Whittaker’s casting was historic, and a long time coming in more ways than one. The show went decades without a woman in its ever-changing lead role. Once the casting was announced, there were still 15 months to wait until audiences actually got to see Whittaker take on the role in her own season. “The build-up to starting shooting the season was the most nerve-wracking part of the journey,” Whittaker said, noting her relief that the hard work of the cast and crew is finally out there as of Sunday, when her first full episode aired on BBC One and BBC America.

Whittaker said that there will always be people who don’t want to see Doctor Who change, no matter who is stepping into the lead role. “It’s an inevitability,” she said. “But the fabric of the show is regeneration.”

Chibnall spoke at the Doctor Who panel at New York Comic Con on Sunday — where the season premiere was screened for fans — about his adamance that this new start for the show both bring Doctor Who back to its fun, adventurous roots and model inclusivity at the same time. “Really it’s just connecting it back to [the show’s beginnings] and going, ‘What does that look like, what does that feel like in 2018?’” he said.

In the first episode of the season, called “The Woman Who Fell to Earth,” a group of strangers come together to fight a mysterious alien force threatening to kill them. Whittaker’s Thirteen, fresh off her regeneration and unable to remember her own name, literally crashes through the ceiling and offers her help. Whittaker describes her Doctor as “full of hope, full of energy,” and the character spends much of the episode in one of Doctor Who’s most exciting modes: making connections between people who feel lost, and rebuilding after a traumatic event. “I physically wanted to continually move, much as the Doctor’s mind is continually moving and learning and growing. I wanted that not to just be happening [in my head],” Whittaker said. “I wanted it to fizz.”

Aside from the Doctor herself, the season’s central cast includes Ryan Sinclair (Tosin Cole), Yasmin Khan (Mandip Gill), and Graham O’Brien (Bradley Walsh) — a young black man, a young desi woman, and a middle-aged white man who by the episode’s end become the Doctor’s newest companions in her travels through space and time. Ryan also has dyspraxia, and one audience member at the NYCC panel expressed surprise and excitement at seeing her disability represented onscreen through a major recurring character.

“If you’re just now coming into Doctor Who, you can take ownership of it all, because it will be yours as well.”

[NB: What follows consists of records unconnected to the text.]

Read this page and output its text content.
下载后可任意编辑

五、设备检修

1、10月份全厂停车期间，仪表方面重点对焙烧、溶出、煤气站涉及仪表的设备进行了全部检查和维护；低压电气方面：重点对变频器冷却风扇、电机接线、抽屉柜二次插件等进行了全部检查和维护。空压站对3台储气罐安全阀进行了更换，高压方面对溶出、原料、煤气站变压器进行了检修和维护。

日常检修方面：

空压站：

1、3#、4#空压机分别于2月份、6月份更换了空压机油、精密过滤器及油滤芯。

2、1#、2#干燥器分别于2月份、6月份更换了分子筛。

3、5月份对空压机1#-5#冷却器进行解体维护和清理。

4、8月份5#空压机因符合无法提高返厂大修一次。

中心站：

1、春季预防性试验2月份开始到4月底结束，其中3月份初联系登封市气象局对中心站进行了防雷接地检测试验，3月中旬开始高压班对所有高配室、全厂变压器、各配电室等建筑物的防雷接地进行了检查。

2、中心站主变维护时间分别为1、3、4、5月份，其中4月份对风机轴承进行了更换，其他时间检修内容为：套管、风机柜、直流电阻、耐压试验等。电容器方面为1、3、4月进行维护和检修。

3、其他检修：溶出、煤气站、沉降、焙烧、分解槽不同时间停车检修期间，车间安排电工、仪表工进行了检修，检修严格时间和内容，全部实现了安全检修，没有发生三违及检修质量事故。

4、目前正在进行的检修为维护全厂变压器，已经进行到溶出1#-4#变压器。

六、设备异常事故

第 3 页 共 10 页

As Chibnall told the New York Times, he wanted this to be “the most accessible, inclusive, diverse season of Doctor Who that the show has ever done.” That included committing to a 50/50 male–female gender split for the season’s directors, and hiring people of color to join the writers room. The latter is, astonishingly, a first for the series. “Our plan across time is to do lots more” to increase inclusivity on the show, Chibnall said in July at San Diego Comic-Con. "It should be the most inclusive show on television. The whole concept of Doctor Who is that anybody can go anywhere and do anything, and we want to reflect that onscreen and off."

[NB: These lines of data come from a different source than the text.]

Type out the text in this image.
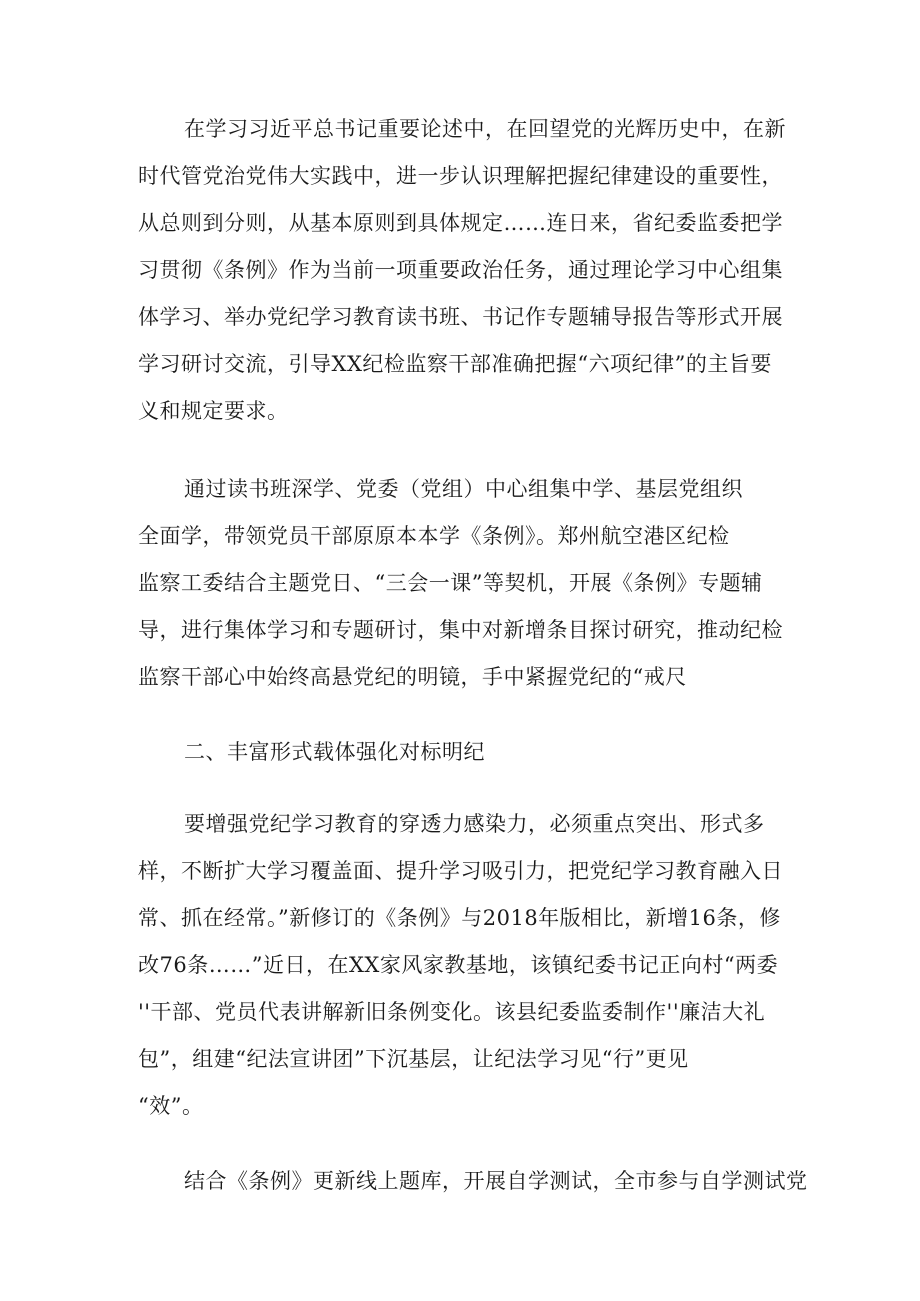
在学习习近平总书记重要论述中，在回望党的光辉历史中，在新

时代管党治党伟大实践中，进一步认识理解把握纪律建设的重要性，

从总则到分则，从基本原则到具体规定……连日来，省纪委监委把学

习贯彻《条例》作为当前一项重要政治任务，通过理论学习中心组集

体学习、举办党纪学习教育读书班、书记作专题辅导报告等形式开展

学习研讨交流，引导XX纪检监察干部准确把握“六项纪律”的主旨要

义和规定要求。

通过读书班深学、党委（党组）中心组集中学、基层党组织

全面学，带领党员干部原原本本学《条例》。郑州航空港区纪检

监察工委结合主题党日、“三会一课”等契机，开展《条例》专题辅

导，进行集体学习和专题研讨，集中对新增条目探讨研究，推动纪检

监察干部心中始终高悬党纪的明镜，手中紧握党纪的“戒尺

二、丰富形式载体强化对标明纪

要增强党纪学习教育的穿透力感染力，必须重点突出、形式多

样，不断扩大学习覆盖面、提升学习吸引力，把党纪学习教育融入日

常、抓在经常。”新修订的《条例》与2018年版相比，新增16条，修

改76条……”近日，在XX家风家教基地，该镇纪委书记正向村“两委

''干部、党员代表讲解新旧条例变化。该县纪委监委制作''廉洁大礼

包”，组建“纪法宣讲团”下沉基层，让纪法学习见“行”更见

“效”。

结合《条例》更新线上题库，开展自学测试，全市参与自学测试党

Though Doctor Who is anchored by a time-traveling alien, it has always been, at its core, about humanity and heroism, a superhero show splashed across all of time and space. The Doctor and her companions are the central heroes at play, visiting different planets and periods on missions of discovery and aid. There have been phases when the Doctor — and the show as a whole — has been grim and tortured, and others when it has embraced slapstick effervescence. Whittaker says that under Chibnall’s lead as showrunner, this season is “so full of heart and so full of hope that it sweeps you all up [in] an epic adventure, full of emotion, full of humor, and full of beautiful character detail for everyone.”

Whittaker had a creative say in how these directives for the character and the series would come across in the Doctor’s clothes. She collaborated with Doctor Who’s costume designer Ray Holman, whom she’d previously worked with on Broadchurch. Whittaker was particularly inspired by one black and white photo of a woman standing at a distance, striding toward the camera with purpose and wearing cropped trousers, suspenders, and a T-shirt. “The thing that struck me was that if you stood far away from it, you wouldn’t know if it was a boy or a girl, and if you looked at it in details, you could see that she was wearing the T-shirt,” Whittaker said. “It looked, from the distance, a little 1930s, but as you get closer it’s [casual and modern]. That mix of old and new, and that youth and wisdom and structure and softness, I really loved. And it looked really comfortable.”

The Doctor’s coat, which has always been a signature element of each Doctor’s era, was especially crucial to Whittaker. She and Holman landed on a duster coat weighted with symbolic meaning. “The inside is this dark, dark deep blue which felt to me like space, to represent what I was falling through,” she said. The dark interior peeks out but is broken up by rainbow piping, which gives way to a light mauve exterior. “Every single stitch is a choice, the lining of it, the cut of it, where the material’s from — everything is a choice.”

Each one of the decisions Whittaker, Chibnall, and the rest of the cast and crew made around this season was about facilitating the new beginning that Whittaker’s Thirteen represents. Every new Doctor comes with change, but a new showrunner and the fact that Thirteen is being played by a woman offered a rare chance for the series to open itself up to new viewers.

Whittaker seemed excited by the prospect that new people might find one of TV’s longest-running shows in part because of her presence in it. “If you’re already a fan, you’ve got a whole new set of things to fall in love with and be scared of,” Whittaker said. “If you aren’t a fan, it’s your first. If you’re just now coming into Doctor Who, you can take ownership of it all, because it will be yours as well — and it will be accessible without denying what’s come before.”